14 December 2017 


 The inaugural session of the 5thEdition of the Chandigarh Children’s Literature Festival(CCLF 2017) started with the auspicious lamp lighting ceremony at Dikshant Global School, Zirakpur. A total of 15 schools of the tricity are taking part in this two day literary event for kids.  Organised by Adab Foundation, this year’s literary bonanza has brought forth a brilliant line-up of authors, storytellers and illustrators. Mitul Dikshit, Chairman, Adab Foundation said, “The festival which is an annual affair aims at stimulating the imagination of children by generating in them an interest towards reading & writing books. The festival has a wide array of author sessions, comic book writing workshops, parenting sessions as well as art interactions drawn up. The festival is open to all children who would like to take advantage of meeting & listening to acclaimed authors.” The inaugural session was also attended by Eminent poet Madhav Kaushik.

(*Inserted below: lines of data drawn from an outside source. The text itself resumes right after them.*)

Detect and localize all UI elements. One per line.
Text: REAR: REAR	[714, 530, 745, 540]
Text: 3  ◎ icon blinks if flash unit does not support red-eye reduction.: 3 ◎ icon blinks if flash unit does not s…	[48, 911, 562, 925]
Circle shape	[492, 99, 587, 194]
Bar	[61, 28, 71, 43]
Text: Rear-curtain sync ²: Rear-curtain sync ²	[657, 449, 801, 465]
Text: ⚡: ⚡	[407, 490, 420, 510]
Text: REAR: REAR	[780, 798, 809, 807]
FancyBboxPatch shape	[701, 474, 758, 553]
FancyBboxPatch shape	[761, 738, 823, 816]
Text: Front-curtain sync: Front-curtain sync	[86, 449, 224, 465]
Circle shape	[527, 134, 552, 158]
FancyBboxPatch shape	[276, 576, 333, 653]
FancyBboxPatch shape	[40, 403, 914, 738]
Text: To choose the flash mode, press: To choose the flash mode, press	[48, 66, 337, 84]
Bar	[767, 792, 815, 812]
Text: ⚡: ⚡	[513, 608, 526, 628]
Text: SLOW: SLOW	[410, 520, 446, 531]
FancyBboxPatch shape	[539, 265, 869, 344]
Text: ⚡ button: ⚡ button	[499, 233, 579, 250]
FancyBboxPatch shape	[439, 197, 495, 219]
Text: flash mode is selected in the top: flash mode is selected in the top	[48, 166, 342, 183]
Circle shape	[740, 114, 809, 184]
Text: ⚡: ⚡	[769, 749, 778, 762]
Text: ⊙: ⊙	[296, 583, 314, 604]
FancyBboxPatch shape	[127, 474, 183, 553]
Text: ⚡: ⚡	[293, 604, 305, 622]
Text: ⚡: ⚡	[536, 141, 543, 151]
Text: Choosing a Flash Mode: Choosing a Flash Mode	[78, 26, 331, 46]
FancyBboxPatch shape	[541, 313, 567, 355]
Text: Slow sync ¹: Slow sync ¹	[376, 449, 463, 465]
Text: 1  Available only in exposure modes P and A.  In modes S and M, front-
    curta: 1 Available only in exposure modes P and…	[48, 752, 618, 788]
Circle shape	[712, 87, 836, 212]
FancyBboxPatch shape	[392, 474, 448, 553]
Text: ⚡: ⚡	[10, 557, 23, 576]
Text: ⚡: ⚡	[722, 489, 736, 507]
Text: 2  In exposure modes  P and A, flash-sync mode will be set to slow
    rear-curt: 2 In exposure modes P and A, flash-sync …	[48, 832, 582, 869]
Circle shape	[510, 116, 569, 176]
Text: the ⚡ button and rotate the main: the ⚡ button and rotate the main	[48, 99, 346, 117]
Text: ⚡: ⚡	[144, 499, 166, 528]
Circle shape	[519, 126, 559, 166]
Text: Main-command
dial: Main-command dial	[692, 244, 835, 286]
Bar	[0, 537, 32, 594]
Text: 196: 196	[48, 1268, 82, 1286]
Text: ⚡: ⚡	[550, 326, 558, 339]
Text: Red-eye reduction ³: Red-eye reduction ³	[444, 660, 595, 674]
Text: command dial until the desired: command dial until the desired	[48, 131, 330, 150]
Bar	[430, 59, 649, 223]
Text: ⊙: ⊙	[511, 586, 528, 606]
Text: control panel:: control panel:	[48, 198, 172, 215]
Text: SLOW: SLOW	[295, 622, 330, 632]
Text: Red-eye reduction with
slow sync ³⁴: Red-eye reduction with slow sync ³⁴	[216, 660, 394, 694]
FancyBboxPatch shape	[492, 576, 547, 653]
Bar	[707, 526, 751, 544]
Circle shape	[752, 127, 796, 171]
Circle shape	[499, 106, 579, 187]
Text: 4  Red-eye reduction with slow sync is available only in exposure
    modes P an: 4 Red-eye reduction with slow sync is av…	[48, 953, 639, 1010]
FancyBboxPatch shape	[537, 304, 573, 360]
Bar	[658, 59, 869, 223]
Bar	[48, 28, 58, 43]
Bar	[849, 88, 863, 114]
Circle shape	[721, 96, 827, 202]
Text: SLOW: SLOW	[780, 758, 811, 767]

  Author Harshika Udasi  engaged 6 to 10 year old kids in a session about her book ‘A Terrible Horrible Mad Day With Kittu’. A trailer of the book was shown to the children who instantly connected with the animated versions of their favourite characters, Kittu and Mad. Kittu wants to live life despite his shortcomings. Harshikaa pointed out that one need not necessarily be a coward or needy if one is ‘disabled’. The book was one of the winners of the Children First Contest for portraying children with disabilities as ‘children first’. It was also shortlisted for the MAMI Word to Screen 2017.

 Author Adithi  Rao’s book ‘Funny And Scary Stories’ session was held in which Adithi read out a funny story from The Flipped Anthology. Her story struck a chord with the children and they could identify with Putta, the central character. Adithi said that her stories were about the magic of love and its healing powers. Her session demonstrated her understanding of child psychology.

 Lavanya Karthik’s ‘Lets Draw Comics’ session took place & this was for 8 to 10 age group of students .The first workshop of 5th CCLF2017 started with enriching session where children had to design their own characters and stories. It started with brainstorming of children about kinds of books and comics they like to read. After patiently hearing all the responses she talked about her book Ninja Nani,the idea of writing with drawings.

 Writer & actress Lovleen Mishra of Hum Log serial ‘Chutki’ fame conducted a  Bilingual Story Telling session for students in the age group 6+.Children listened with rapt attention as Lovleen donned the role of storyteller. Lovleen Misra’s acting skills found full expression in a unique blend of poetry and story-telling. Her theatrical techniques reminded the audience of her past avataar as Chutki of Hum Log, India’s first soap opera. From arrogant kings to carefree rats and crocodiles ,her stories encompassed a wide range of characters.

 Festival director  Chatura Rao  held a session “How You Look From Up Close” Workshop. An anecdote about the children of a Juvenile Remand Home was handed over to the children and was read by Chatura Rao.After the story ended, children experienced a different world which they usually don’t. They shared the similarities and differences in their life and the life of those children in remand home.

 Payal Kapadia held a session for 10-14 years olds’ on her book ‘An Adventure In The World’s Most Horrid School’ .Shabnam Minwalla’s session “A Pinch Of Magic” session was also held today.

On 15th December, the concluding day of the festival ,there is a storehouse of great literary sessions for children planned. Apart from this, Winner of the 2006 Commonwealth Press Quarterly’s Rolls Royce Award, writer, Rachna Bisht, will introduce aspirants to the vast variety of careers in Army. Accompanying her to address the children will be special guest Lt. Col R.S Jamwal a famous mountaineer – Summiteer of Mount Everest three times – 2016 being the last. Children will also get a taste of the folk and tribal art form of Gond paintings- paintings that is practiced by one of the largest tribes in India with whom it shares its name.